There is an odd disconnect going on these days.
Reporting about the private sector is in general terms, “life as usual”. One finds news of great success, like that of Sam Palmisano at IBM. And one finds staggering setbacks, like those that befell RIM in 2011. But the overall mood is optimistic. One sees this in this BI post by Mark Cuban where he hawks his new ebook on how to be a success. For just $2.99! Summing up, while these are hard times, one has a relatively clear view about how to succeed in the private sector and can find role models for shaping a private sector career.
Reporting about the public sector has a very different tone. There are few success stories that capture one’s imagination. One exception is the success of Finnish education policy. But who is talking about it … errr … other than me? And on the single most important policy issue of the day, there is deep confusion about the negative effects of imposing austerity during the ongoing recession. The NYT says
Europe’s leaders braced their nations for a turbulent year, with their beleaguered economies facing a threat on two fronts: widening deficits that force more borrowing but increasing austerity measures that put growth further out of reach.

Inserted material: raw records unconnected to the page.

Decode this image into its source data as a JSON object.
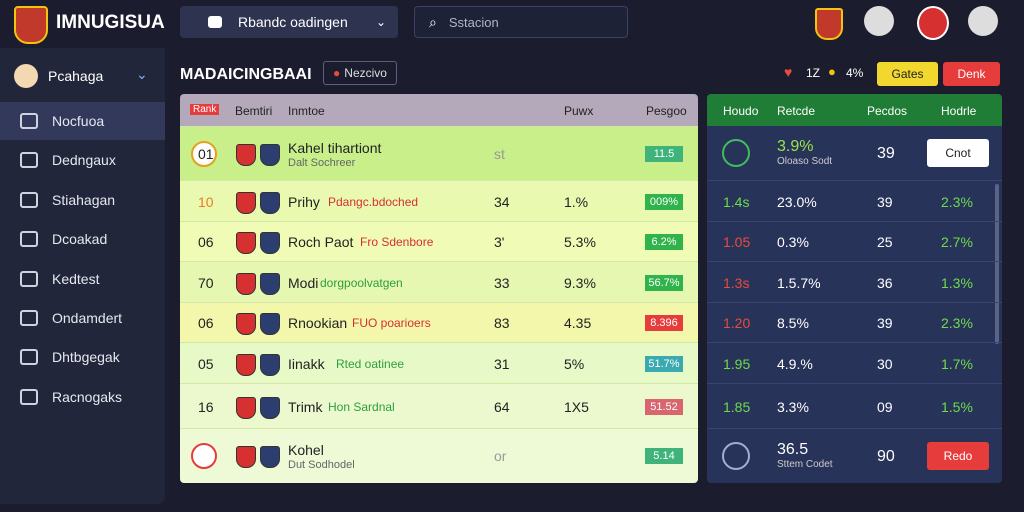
{
  "header": {
    "logo": "IMNUGISUA",
    "dropdown": "Rbandc oadingen",
    "search": "Sstacion"
  },
  "sidebar": {
    "user": "Pcahaga",
    "items": [
      "Nocfuoa",
      "Dedngaux",
      "Stiahagan",
      "Dcoakad",
      "Kedtest",
      "Ondamdert",
      "Dhtbgegak",
      "Racnogaks"
    ]
  },
  "toolbar": {
    "title": "MADAICINGBAAI",
    "tag": "Nezcivo",
    "likes": "1Z",
    "rate": "4%",
    "buttons": [
      "Gates",
      "Denk"
    ]
  },
  "table": {
    "columns": [
      "Rank",
      "Bemtiri",
      "Inmtoe",
      "Puwx",
      "Pesgoo"
    ],
    "rows": [
      [
        "01",
        "Kahel tihartiont",
        "Dalt Sochreer",
        "st",
        "",
        "11.5"
      ],
      [
        "10",
        "Prihy",
        "Pdangc.bdoched",
        "34",
        "1.%",
        "009%"
      ],
      [
        "06",
        "Roch Paot",
        "Fro Sdenbore",
        "3'",
        "5.3%",
        "6.2%"
      ],
      [
        "70",
        "Modi",
        "dorgpoolvatgen",
        "33",
        "9.3%",
        "56.7%"
      ],
      [
        "06",
        "Rnookian",
        "FUO poarioers",
        "83",
        "4.35",
        "8.396"
      ],
      [
        "05",
        "Iinakk",
        "Rted oatinee",
        "31",
        "5%",
        "51.7%"
      ],
      [
        "16",
        "Trimk",
        "Hon Sardnal",
        "64",
        "1X5",
        "51.52"
      ],
      [
        "",
        "Kohel",
        "Dut Sodhodel",
        "or",
        "",
        "5.14"
      ]
    ]
  },
  "panel": {
    "columns": [
      "Houdo",
      "Retcde",
      "Pecdos",
      "Hodrle"
    ],
    "rows": [
      [
        "",
        "3.9%",
        "Oloaso Sodt",
        "39",
        "Cnot"
      ],
      [
        "1.4s",
        "23.0%",
        "",
        "39",
        "2.3%"
      ],
      [
        "1.05",
        "0.3%",
        "",
        "25",
        "2.7%"
      ],
      [
        "1.3s",
        "1.5.7%",
        "",
        "36",
        "1.3%"
      ],
      [
        "1.20",
        "8.5%",
        "",
        "39",
        "2.3%"
      ],
      [
        "1.95",
        "4.9.%",
        "",
        "30",
        "1.7%"
      ],
      [
        "1.85",
        "3.3%",
        "",
        "09",
        "1.5%"
      ],
      [
        "",
        "36.5",
        "Sttem Codet",
        "90",
        "Redo"
      ]
    ]
  }
}
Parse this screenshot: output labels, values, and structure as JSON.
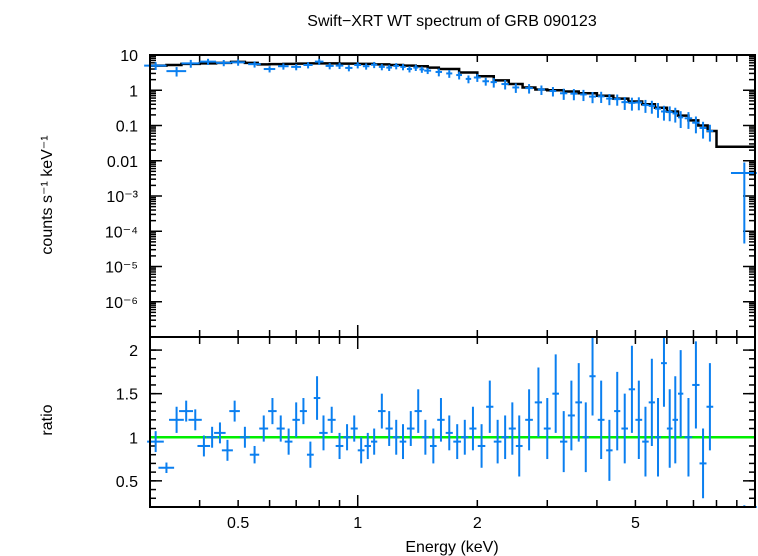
{
  "chart_data": [
    {
      "type": "scatter",
      "title": "Swift−XRT WT spectrum of GRB 090123",
      "xlabel": "",
      "ylabel": "counts s⁻¹ keV⁻¹",
      "x_scale": "log",
      "y_scale": "log",
      "xlim": [
        0.3,
        10.0
      ],
      "ylim": [
        1e-07,
        10
      ],
      "y_tick_labels": [
        "10",
        "1",
        "0.1",
        "0.01",
        "10⁻³",
        "10⁻⁴",
        "10⁻⁵",
        "10⁻⁶"
      ],
      "y_tick_values": [
        10,
        1,
        0.1,
        0.01,
        0.001,
        0.0001,
        1e-05,
        1e-06
      ],
      "colors": {
        "data": "#0a7ff0",
        "model": "#000000"
      },
      "series": [
        {
          "kind": "data",
          "x": [
            0.31,
            0.35,
            0.38,
            0.42,
            0.46,
            0.5,
            0.55,
            0.6,
            0.65,
            0.7,
            0.75,
            0.8,
            0.85,
            0.9,
            0.95,
            1.0,
            1.05,
            1.1,
            1.15,
            1.2,
            1.25,
            1.3,
            1.35,
            1.4,
            1.45,
            1.5,
            1.6,
            1.7,
            1.8,
            1.9,
            2.0,
            2.1,
            2.2,
            2.35,
            2.5,
            2.7,
            2.9,
            3.1,
            3.3,
            3.5,
            3.7,
            3.9,
            4.1,
            4.3,
            4.5,
            4.7,
            4.9,
            5.1,
            5.3,
            5.5,
            5.7,
            5.9,
            6.1,
            6.3,
            6.5,
            6.8,
            7.1,
            7.4,
            7.7,
            9.4
          ],
          "y": [
            5.0,
            3.5,
            5.8,
            6.5,
            6.0,
            6.2,
            5.5,
            4.0,
            4.8,
            4.6,
            5.2,
            6.5,
            4.9,
            5.0,
            4.3,
            5.2,
            4.8,
            5.3,
            4.6,
            4.4,
            4.9,
            4.6,
            4.0,
            4.4,
            3.9,
            3.6,
            3.3,
            3.0,
            2.7,
            2.1,
            2.3,
            1.8,
            1.7,
            1.5,
            1.2,
            1.15,
            1.05,
            0.95,
            0.82,
            0.8,
            0.76,
            0.66,
            0.67,
            0.58,
            0.56,
            0.46,
            0.44,
            0.45,
            0.38,
            0.36,
            0.3,
            0.25,
            0.24,
            0.22,
            0.17,
            0.16,
            0.12,
            0.085,
            0.07,
            0.0045
          ],
          "xerr": [
            0.02,
            0.02,
            0.02,
            0.02,
            0.02,
            0.02,
            0.02,
            0.02,
            0.02,
            0.02,
            0.02,
            0.02,
            0.02,
            0.02,
            0.02,
            0.02,
            0.02,
            0.02,
            0.02,
            0.02,
            0.02,
            0.02,
            0.02,
            0.02,
            0.02,
            0.03,
            0.03,
            0.03,
            0.03,
            0.03,
            0.04,
            0.04,
            0.04,
            0.05,
            0.05,
            0.06,
            0.06,
            0.06,
            0.07,
            0.07,
            0.07,
            0.08,
            0.08,
            0.08,
            0.09,
            0.09,
            0.1,
            0.1,
            0.1,
            0.1,
            0.1,
            0.1,
            0.1,
            0.1,
            0.1,
            0.15,
            0.15,
            0.15,
            0.15,
            0.7
          ],
          "yerr_rel": [
            0.25,
            0.3,
            0.25,
            0.2,
            0.2,
            0.2,
            0.2,
            0.2,
            0.2,
            0.2,
            0.2,
            0.2,
            0.2,
            0.2,
            0.2,
            0.2,
            0.2,
            0.2,
            0.2,
            0.2,
            0.2,
            0.2,
            0.2,
            0.2,
            0.2,
            0.2,
            0.25,
            0.25,
            0.25,
            0.25,
            0.25,
            0.25,
            0.3,
            0.3,
            0.3,
            0.3,
            0.3,
            0.3,
            0.35,
            0.35,
            0.35,
            0.35,
            0.35,
            0.35,
            0.35,
            0.4,
            0.4,
            0.4,
            0.4,
            0.4,
            0.45,
            0.45,
            0.45,
            0.45,
            0.5,
            0.5,
            0.5,
            0.5,
            0.5,
            0.99
          ]
        },
        {
          "kind": "model",
          "x": [
            0.3,
            0.33,
            0.36,
            0.4,
            0.44,
            0.48,
            0.52,
            0.56,
            0.6,
            0.65,
            0.7,
            0.75,
            0.8,
            0.9,
            1.0,
            1.1,
            1.2,
            1.3,
            1.4,
            1.5,
            1.6,
            1.8,
            2.0,
            2.2,
            2.4,
            2.6,
            2.8,
            3.0,
            3.3,
            3.6,
            4.0,
            4.4,
            4.8,
            5.2,
            5.6,
            6.0,
            6.4,
            6.8,
            7.2,
            7.6,
            8.0,
            8.0,
            10.0
          ],
          "y": [
            5.0,
            5.2,
            5.6,
            5.8,
            6.0,
            6.4,
            6.0,
            5.4,
            5.5,
            5.6,
            5.7,
            5.8,
            5.8,
            5.7,
            5.6,
            5.4,
            5.2,
            5.0,
            4.8,
            4.4,
            4.0,
            3.2,
            2.5,
            1.9,
            1.5,
            1.2,
            1.05,
            1.0,
            0.92,
            0.82,
            0.7,
            0.58,
            0.48,
            0.4,
            0.32,
            0.25,
            0.19,
            0.14,
            0.1,
            0.07,
            0.05,
            0.025,
            0.025
          ]
        }
      ]
    },
    {
      "type": "scatter",
      "title": "",
      "xlabel": "Energy (keV)",
      "ylabel": "ratio",
      "x_scale": "log",
      "xlim": [
        0.3,
        10.0
      ],
      "ylim": [
        0.2,
        2.15
      ],
      "x_tick_labels": [
        "0.5",
        "1",
        "2",
        "5"
      ],
      "x_tick_values": [
        0.5,
        1,
        2,
        5
      ],
      "y_tick_labels": [
        "0.5",
        "1",
        "1.5",
        "2"
      ],
      "y_tick_values": [
        0.5,
        1,
        1.5,
        2
      ],
      "reference_line": 1.0,
      "colors": {
        "data": "#0a7ff0",
        "reference": "#00ee00"
      },
      "series": [
        {
          "kind": "data",
          "x": [
            0.31,
            0.33,
            0.35,
            0.37,
            0.39,
            0.41,
            0.43,
            0.45,
            0.47,
            0.49,
            0.52,
            0.55,
            0.58,
            0.61,
            0.64,
            0.67,
            0.7,
            0.73,
            0.76,
            0.79,
            0.82,
            0.86,
            0.9,
            0.94,
            0.98,
            1.02,
            1.06,
            1.1,
            1.15,
            1.2,
            1.25,
            1.3,
            1.36,
            1.42,
            1.48,
            1.55,
            1.62,
            1.7,
            1.78,
            1.86,
            1.95,
            2.05,
            2.15,
            2.25,
            2.35,
            2.45,
            2.55,
            2.7,
            2.85,
            3.0,
            3.15,
            3.3,
            3.45,
            3.6,
            3.75,
            3.9,
            4.1,
            4.3,
            4.5,
            4.7,
            4.9,
            5.1,
            5.3,
            5.5,
            5.7,
            5.9,
            6.1,
            6.3,
            6.5,
            6.8,
            7.1,
            7.4,
            7.7,
            9.4
          ],
          "y": [
            0.95,
            0.65,
            1.2,
            1.3,
            1.2,
            0.9,
            1.0,
            1.05,
            0.85,
            1.3,
            1.0,
            0.8,
            1.1,
            1.3,
            1.1,
            0.95,
            1.2,
            1.3,
            0.8,
            1.45,
            1.05,
            1.2,
            0.9,
            1.0,
            1.1,
            0.85,
            0.9,
            0.95,
            1.3,
            1.1,
            1.0,
            0.95,
            1.1,
            1.3,
            1.0,
            0.9,
            1.2,
            1.05,
            0.95,
            1.0,
            1.1,
            0.9,
            1.35,
            0.95,
            1.0,
            1.1,
            0.9,
            1.2,
            1.4,
            1.1,
            1.5,
            0.95,
            1.25,
            1.4,
            1.0,
            1.7,
            1.2,
            0.85,
            1.3,
            1.1,
            1.55,
            1.2,
            0.95,
            1.4,
            1.0,
            1.85,
            1.1,
            1.2,
            1.5,
            1.0,
            1.6,
            0.7,
            1.35,
            0.2
          ],
          "xerr": [
            0.015,
            0.015,
            0.015,
            0.015,
            0.015,
            0.015,
            0.015,
            0.015,
            0.015,
            0.015,
            0.015,
            0.015,
            0.015,
            0.015,
            0.015,
            0.015,
            0.015,
            0.015,
            0.015,
            0.015,
            0.02,
            0.02,
            0.02,
            0.02,
            0.02,
            0.02,
            0.02,
            0.02,
            0.025,
            0.025,
            0.025,
            0.025,
            0.03,
            0.03,
            0.03,
            0.03,
            0.035,
            0.035,
            0.04,
            0.04,
            0.04,
            0.045,
            0.045,
            0.05,
            0.05,
            0.05,
            0.05,
            0.06,
            0.06,
            0.06,
            0.06,
            0.07,
            0.07,
            0.07,
            0.07,
            0.07,
            0.08,
            0.08,
            0.08,
            0.09,
            0.09,
            0.1,
            0.1,
            0.1,
            0.1,
            0.1,
            0.1,
            0.1,
            0.1,
            0.15,
            0.15,
            0.15,
            0.15,
            0.7
          ],
          "yerr": [
            0.12,
            0.06,
            0.15,
            0.12,
            0.12,
            0.12,
            0.12,
            0.12,
            0.12,
            0.12,
            0.12,
            0.1,
            0.15,
            0.15,
            0.15,
            0.15,
            0.2,
            0.15,
            0.15,
            0.25,
            0.2,
            0.15,
            0.15,
            0.15,
            0.15,
            0.15,
            0.15,
            0.15,
            0.2,
            0.2,
            0.2,
            0.2,
            0.2,
            0.25,
            0.2,
            0.2,
            0.25,
            0.2,
            0.2,
            0.2,
            0.25,
            0.25,
            0.3,
            0.25,
            0.25,
            0.3,
            0.35,
            0.35,
            0.4,
            0.35,
            0.45,
            0.35,
            0.4,
            0.45,
            0.4,
            0.45,
            0.45,
            0.35,
            0.45,
            0.4,
            0.5,
            0.45,
            0.4,
            0.5,
            0.45,
            0.5,
            0.45,
            0.5,
            0.5,
            0.45,
            0.5,
            0.4,
            0.5,
            0.02
          ]
        }
      ]
    }
  ]
}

While this seems to be a recipe for disaster, I find no policy debate about whether imposing austerity is appropriate. Just political blah blah blah. Nor does the media find it odd that the political debate is not better informed by policy making expertise. Krugman writes today that those raging on about debt issues seem not even to understand the difference between public and private debt. Well, that is embarrassing. But we might pause to consider — isn’t this rather basic stuff? Meanwhile, the political mood grows more sour. Check out, for example, what is going on in Hungary. On a more general level, where are the stories that would speak to the imagination of a young person considering whether start a career in the public sector? Or do we still live within the Reagan world view that “government is the problem”?
Should we worry? Sure - if we think there is a proper role for policy making the public sector.
FOLLOW - As a contrast, consider the interests of John Adams back in the 18th century who
(a)t one point … had a standing order with a bookseller to send him nearly anything new on law and government.
These days, there is much more scribbling going on, but one despairs whether there is anything new in law or government that would be worth reading.
2d FOLLOW - A brief clarification - the above is not so much a complaint about the work of those making public sector policy, as a note of concern about media indifference to their important work. We get loads of stories about private sector heroism, but where are the stories about public sector heroism? Are there none? I find that difficult to believe.
3rd FOLLOW - On austerity policy - one could understand that the policy debate in the US would be muted because Reaganonics so politicized budgetary issues. But why is it so muted in Europe? Indeed, while US economic policy debate is nothing to write home about (remember the farcical debate over raising the debt ceiling?), policy making itself has been more effective to date than its European counterpart. And not just from Obama. The first steps were taken by the Bush Administration. Hmmm … wasn’t the European policy making paradise to be achieved by minimizing, or at least managing the role of political debate?